About 2.3 per cent of the world’s population carries this defective haemoglobin. Around 44,000 children are born every year in India with SCD.
The Indian Council of Medical Research (ICMR) had entrusted different institutions to conduct a multi-centric study on the disease from 2019 to 2022 in six districts – Udalguri in Assam (Northeast), Kandhamal in Odisha (Eastern India), Mysuru in Karnataka (Southern India), Visakhapatnam in Andhra Pradesh (Southern India), Annupur in Madhya Pradesh (Central India) and Chotaudeypur in Gujarat.
In each district, four primary health centre (PHC) areas, predominantly inhabited by tribals, were identified for the study. Two were selected randomly for implementing intervention and the two others were the control area. The intervention was implemented in all villages of two selected PHC areas but the formative research and evaluation surveys were carried out in sampled villages of all four PHC areas.
Prof Jatin Sarmah, Head, Department of Biotechnology, Bodoland University, said 42 people were detected with SCD in Udalguri. He said such patients die before attaining the age of adulthood but four-five patients outlived their expected life expectancy.
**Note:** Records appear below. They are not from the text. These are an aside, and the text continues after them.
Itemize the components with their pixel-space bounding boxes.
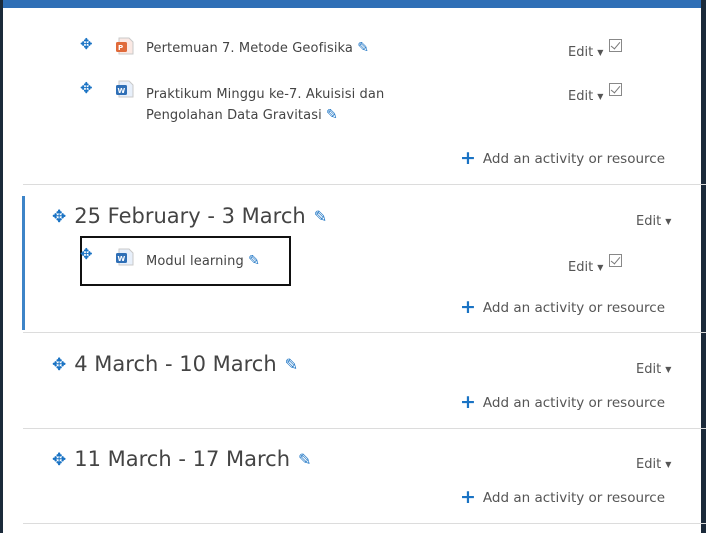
caret-down-icon: ▼ [665, 217, 672, 226]
edit-menu[interactable]: Edit ▼ [568, 254, 623, 275]
window-right-border [701, 0, 706, 533]
move-icon[interactable]: ✥ [80, 247, 93, 262]
svg-text:W: W [118, 87, 126, 95]
move-icon[interactable]: ✥ [52, 356, 66, 374]
pencil-icon[interactable]: ✎ [298, 450, 311, 469]
powerpoint-file-icon: P [116, 37, 134, 55]
edit-menu[interactable]: Edit ▼ [568, 39, 623, 60]
edit-label[interactable]: Edit [636, 214, 661, 229]
window-left-border [0, 0, 3, 533]
window-top-bar [0, 0, 706, 8]
completion-checkbox-icon[interactable] [609, 83, 623, 96]
plus-icon: + [460, 391, 476, 413]
move-icon[interactable]: ✥ [80, 37, 93, 52]
activity-link[interactable]: Modul learning ✎ [146, 251, 260, 272]
svg-text:P: P [118, 44, 123, 52]
edit-label[interactable]: Edit [636, 457, 661, 472]
section-divider [23, 184, 706, 185]
add-activity-label[interactable]: Add an activity or resource [483, 151, 665, 167]
edit-label[interactable]: Edit [636, 362, 661, 377]
add-activity-label[interactable]: Add an activity or resource [483, 490, 665, 506]
pencil-icon[interactable]: ✎ [326, 107, 338, 123]
current-section-indicator [22, 196, 25, 330]
edit-menu[interactable]: Edit ▼ [568, 83, 623, 104]
caret-down-icon: ▼ [665, 365, 672, 374]
completion-checkbox-icon[interactable] [609, 254, 623, 267]
completion-checkbox-icon[interactable] [609, 39, 623, 52]
caret-down-icon: ▼ [665, 460, 672, 469]
section-divider [23, 332, 706, 333]
move-icon[interactable]: ✥ [52, 451, 66, 469]
section-edit-menu[interactable]: Edit ▼ [636, 214, 671, 229]
pencil-icon[interactable]: ✎ [285, 355, 298, 374]
edit-label[interactable]: Edit [568, 45, 593, 60]
section-edit-menu[interactable]: Edit ▼ [636, 457, 671, 472]
pencil-icon[interactable]: ✎ [357, 40, 369, 56]
word-file-icon: W [116, 248, 134, 266]
section-title[interactable]: 25 February - 3 March [74, 204, 305, 228]
edit-label[interactable]: Edit [568, 260, 593, 275]
activity-name[interactable]: Modul learning [146, 254, 244, 269]
caret-down-icon: ▼ [597, 263, 604, 272]
activity-name-line1[interactable]: Praktikum Minggu ke-7. Akuisisi dan [146, 84, 384, 105]
section-divider [23, 523, 706, 524]
add-activity-link[interactable]: + Add an activity or resource [460, 298, 665, 317]
add-activity-link[interactable]: + Add an activity or resource [460, 149, 665, 168]
section-title[interactable]: 4 March - 10 March [74, 352, 276, 376]
section-header: ✥ 11 March - 17 March ✎ [52, 447, 311, 471]
activity-name[interactable]: Pertemuan 7. Metode Geofisika [146, 41, 353, 56]
caret-down-icon: ▼ [597, 92, 604, 101]
section-header: ✥ 25 February - 3 March ✎ [52, 204, 327, 228]
add-activity-link[interactable]: + Add an activity or resource [460, 393, 665, 412]
move-icon[interactable]: ✥ [80, 81, 93, 96]
activity-link[interactable]: Pertemuan 7. Metode Geofisika ✎ [146, 38, 369, 59]
pencil-icon[interactable]: ✎ [314, 207, 327, 226]
add-activity-label[interactable]: Add an activity or resource [483, 300, 665, 316]
plus-icon: + [460, 296, 476, 318]
section-edit-menu[interactable]: Edit ▼ [636, 362, 671, 377]
plus-icon: + [460, 147, 476, 169]
edit-label[interactable]: Edit [568, 89, 593, 104]
word-file-icon: W [116, 80, 134, 98]
pencil-icon[interactable]: ✎ [248, 253, 260, 269]
activity-link[interactable]: Praktikum Minggu ke-7. Akuisisi dan Peng… [146, 84, 384, 126]
section-title[interactable]: 11 March - 17 March [74, 447, 290, 471]
move-icon[interactable]: ✥ [52, 208, 66, 226]
section-header: ✥ 4 March - 10 March ✎ [52, 352, 298, 376]
plus-icon: + [460, 486, 476, 508]
svg-text:W: W [118, 255, 126, 263]
section-divider [23, 428, 706, 429]
add-activity-link[interactable]: + Add an activity or resource [460, 488, 665, 507]
activity-name-line2[interactable]: Pengolahan Data Gravitasi [146, 108, 322, 123]
add-activity-label[interactable]: Add an activity or resource [483, 395, 665, 411]
caret-down-icon: ▼ [597, 48, 604, 57]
“We noticed that even aged SCD patients are still surviving. Ideally, we would like to find out why their foetal haemoglobin survives naturally for long,” Prof Sarmah, who was the principal investigator of the ICMR-sponsored project in the Northeast, said.
Normally, foetal haemoglobin keeps giving support to SCD patients for 18 to 20 years, he said. “In the cases of these four-five people, we don’t know for what factors they are still getting that support.”
The biotechnologist also said that no institution in India ever conducted this study but some medical colleges in the US had done so.
“Saudi Arabia is also conducting a study but our people are different. Indians have different origins and ethnicities,” Prof Sarmah pointed out while stating that the expression of some genetic factors could be behind the Udalguri story.
The most common acute events of SCD are pain crisis, acute chest syndrome and lung injury syndrome. With increasing age, chronic end-organ complications begin to appear and they include chronic renal failure, haemorrhagic and non-haemorrhagic stroke, necrosis of bone and pulmonary hypertension.
The disease is prevalent among tribal populations. Remoteness, language barrier, financial hardships, poor awareness, and lack of trust in the public health care system are the main challenges in its management.
The Bodoland University research team’s co-principal investigator was Dr Silistina Narzari.
Dr Bontha V Babu, Scientist-G and Head, Division of Socio-behavioural and Health System Research, ICMR, was the national coordinator of the multi-centric project.
The ICMR initiated the country-wide study to develop a model of screening and management of SCD in the primary health care system. The intervention includes increasing awareness and preparing the communities for accessing the government health care system for SCD care and improving the capacity of the primary health care systems.